De larges consultations ayant été menées en décembre 2006 et suite à la consultation du Criminal Procedures Rules Committee, l’amendement no 15 à la version consolidée de ces directives a été publié (il est disponible sur le site du HCMS : ). Désormais, les directives amendées prévoient que les tribunaux ne doivent plus enjoindre aux individus « de respecter l’ordre public » de manière générale, mais doivent identifier le comportement ou les activités spécifiques dont l’individu concerné est tenu de s’abstenir (§ III.31.3 de la version consolidée des directives). Le tribunal doit également préciser par écrit, par une ordonnance notifiée à toutes les parties concernées, les détails du comportement ou des activités visées (§ III.31.4).
En ce qui concerne la possibilité de formuler des observations avant qu’une sommation ne soit émise, les directives amendées prévoient que le tribunal doit assurer à l’individu concerné ainsi qu’au procureur la possibilité de formuler des observations tant sur le fait même d’émettre une telle sommation que sur ses termes précis (§ III.31.5). Lorsqu’ils fixent le montant de la somme à consigner, les tribunaux doivent tenir compte de la situation financière de l’individu concerné et entendre les observations de celui-ci ou de son ou ses défenseur(s) à cet égard (§ III.31.11).
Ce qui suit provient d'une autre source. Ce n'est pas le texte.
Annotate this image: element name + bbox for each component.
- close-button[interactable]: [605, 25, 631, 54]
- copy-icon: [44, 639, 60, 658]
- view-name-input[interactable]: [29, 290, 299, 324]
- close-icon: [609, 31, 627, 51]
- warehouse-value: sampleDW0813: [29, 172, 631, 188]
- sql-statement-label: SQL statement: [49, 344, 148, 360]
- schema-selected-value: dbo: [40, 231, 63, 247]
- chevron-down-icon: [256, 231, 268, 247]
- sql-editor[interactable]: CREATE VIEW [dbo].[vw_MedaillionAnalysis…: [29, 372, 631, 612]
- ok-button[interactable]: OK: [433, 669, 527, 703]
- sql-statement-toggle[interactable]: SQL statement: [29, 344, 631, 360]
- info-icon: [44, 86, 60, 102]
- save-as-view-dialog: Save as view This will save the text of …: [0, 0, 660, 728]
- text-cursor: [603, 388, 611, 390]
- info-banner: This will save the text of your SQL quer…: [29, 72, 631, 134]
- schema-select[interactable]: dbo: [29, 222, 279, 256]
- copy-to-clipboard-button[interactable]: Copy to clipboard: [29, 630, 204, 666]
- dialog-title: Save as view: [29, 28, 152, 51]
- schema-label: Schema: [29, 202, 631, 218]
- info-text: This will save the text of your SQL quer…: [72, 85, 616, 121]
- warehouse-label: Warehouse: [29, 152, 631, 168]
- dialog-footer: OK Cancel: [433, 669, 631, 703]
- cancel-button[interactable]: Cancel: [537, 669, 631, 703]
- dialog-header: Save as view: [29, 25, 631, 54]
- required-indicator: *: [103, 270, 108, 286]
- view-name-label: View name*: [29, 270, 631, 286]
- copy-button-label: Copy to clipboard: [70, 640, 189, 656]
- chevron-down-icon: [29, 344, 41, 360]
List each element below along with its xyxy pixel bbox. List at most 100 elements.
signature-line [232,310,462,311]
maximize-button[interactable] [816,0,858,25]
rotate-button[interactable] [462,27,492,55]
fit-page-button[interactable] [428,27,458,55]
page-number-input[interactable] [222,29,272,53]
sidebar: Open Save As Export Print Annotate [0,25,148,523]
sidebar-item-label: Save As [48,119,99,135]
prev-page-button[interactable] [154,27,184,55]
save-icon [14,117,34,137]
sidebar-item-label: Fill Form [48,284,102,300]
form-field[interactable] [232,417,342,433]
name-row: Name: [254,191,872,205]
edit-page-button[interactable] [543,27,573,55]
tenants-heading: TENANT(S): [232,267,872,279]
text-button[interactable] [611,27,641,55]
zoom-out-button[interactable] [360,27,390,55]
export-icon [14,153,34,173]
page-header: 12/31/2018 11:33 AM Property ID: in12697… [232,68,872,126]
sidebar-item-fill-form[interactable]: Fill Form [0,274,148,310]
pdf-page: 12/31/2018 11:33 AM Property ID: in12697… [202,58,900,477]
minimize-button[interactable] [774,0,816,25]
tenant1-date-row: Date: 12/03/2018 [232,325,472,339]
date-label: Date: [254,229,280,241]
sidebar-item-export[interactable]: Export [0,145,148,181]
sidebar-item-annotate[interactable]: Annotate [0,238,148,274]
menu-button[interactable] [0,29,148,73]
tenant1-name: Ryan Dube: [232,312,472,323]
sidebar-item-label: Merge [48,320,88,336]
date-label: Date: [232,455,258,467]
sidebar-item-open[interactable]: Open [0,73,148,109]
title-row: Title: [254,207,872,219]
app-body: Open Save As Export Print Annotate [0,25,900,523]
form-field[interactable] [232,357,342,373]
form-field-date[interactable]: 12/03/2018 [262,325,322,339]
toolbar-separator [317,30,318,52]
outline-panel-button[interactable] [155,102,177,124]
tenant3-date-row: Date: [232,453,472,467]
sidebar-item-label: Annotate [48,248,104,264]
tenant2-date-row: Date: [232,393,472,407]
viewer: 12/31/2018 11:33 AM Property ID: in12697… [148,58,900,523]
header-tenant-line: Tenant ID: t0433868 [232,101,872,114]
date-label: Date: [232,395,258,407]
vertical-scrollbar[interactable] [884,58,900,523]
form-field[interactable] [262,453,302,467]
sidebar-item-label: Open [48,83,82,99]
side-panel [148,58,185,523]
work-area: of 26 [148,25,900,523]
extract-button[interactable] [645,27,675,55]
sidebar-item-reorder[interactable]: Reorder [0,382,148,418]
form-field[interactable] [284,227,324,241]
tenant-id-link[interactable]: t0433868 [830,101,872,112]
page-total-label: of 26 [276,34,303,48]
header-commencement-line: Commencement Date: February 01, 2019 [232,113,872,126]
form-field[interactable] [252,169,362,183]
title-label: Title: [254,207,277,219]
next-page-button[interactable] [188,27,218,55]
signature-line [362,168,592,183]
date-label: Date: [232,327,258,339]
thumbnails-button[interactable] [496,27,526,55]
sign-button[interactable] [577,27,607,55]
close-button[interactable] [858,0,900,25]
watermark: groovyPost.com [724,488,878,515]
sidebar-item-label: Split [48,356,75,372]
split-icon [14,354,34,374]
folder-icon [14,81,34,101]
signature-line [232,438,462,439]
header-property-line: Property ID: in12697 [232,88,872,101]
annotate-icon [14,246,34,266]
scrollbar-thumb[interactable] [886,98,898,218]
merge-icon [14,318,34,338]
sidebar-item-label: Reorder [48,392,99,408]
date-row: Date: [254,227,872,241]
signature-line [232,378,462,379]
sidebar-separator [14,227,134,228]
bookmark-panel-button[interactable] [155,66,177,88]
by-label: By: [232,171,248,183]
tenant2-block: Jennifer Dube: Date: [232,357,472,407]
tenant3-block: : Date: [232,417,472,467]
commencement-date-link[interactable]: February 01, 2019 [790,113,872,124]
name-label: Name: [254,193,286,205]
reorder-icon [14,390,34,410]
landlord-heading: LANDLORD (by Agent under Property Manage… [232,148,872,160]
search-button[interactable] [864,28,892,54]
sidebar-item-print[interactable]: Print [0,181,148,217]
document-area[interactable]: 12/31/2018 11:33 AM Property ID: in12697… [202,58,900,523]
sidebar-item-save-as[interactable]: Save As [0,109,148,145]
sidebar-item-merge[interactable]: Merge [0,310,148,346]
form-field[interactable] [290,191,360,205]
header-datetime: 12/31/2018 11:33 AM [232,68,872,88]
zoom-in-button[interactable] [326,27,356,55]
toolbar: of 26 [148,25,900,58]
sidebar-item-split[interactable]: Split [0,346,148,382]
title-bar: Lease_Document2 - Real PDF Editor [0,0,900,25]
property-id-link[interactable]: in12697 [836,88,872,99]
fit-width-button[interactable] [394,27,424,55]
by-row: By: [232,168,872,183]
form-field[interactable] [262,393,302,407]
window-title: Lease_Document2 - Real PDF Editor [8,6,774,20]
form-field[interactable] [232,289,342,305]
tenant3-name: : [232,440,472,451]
Enfin, avant que le tribunal n’exerce son pouvoir d’ordonner la détention de l’individu, celui-ci doit bénéficier de la possibilité de consulter un avocat commis d’office ou un autre avocat et de se faire représenter par un défenseur (§ III.31.13).
L’arrêt de la Cour européenne a été publié dans plusieurs revues juridiques (entre autres : (2000) 30 EHRR 241; [2000] Crime LR 185; [1999] EHRLR 342; Times LR, 1/10/98).
III.Conclusions de l’Etat défendeur
Le gouvernement estime que les mesures prises dans cette affaire ont pleinement remédié aux conséquences, pour les requérants, des violations constatées par la Cour européenne dans cette affaire, que les mesures générales prises empêcheront la répétition de violations semblables et que, par conséquent, le Royaume-Uni a rempli ses obligations en vertu de l’article 46, paragraphe 1, de la Convention.
[1] Adoptée par le Comité des Ministres le 14 septembre 2011 lors de la 1120e réunion des Délégués des Ministres.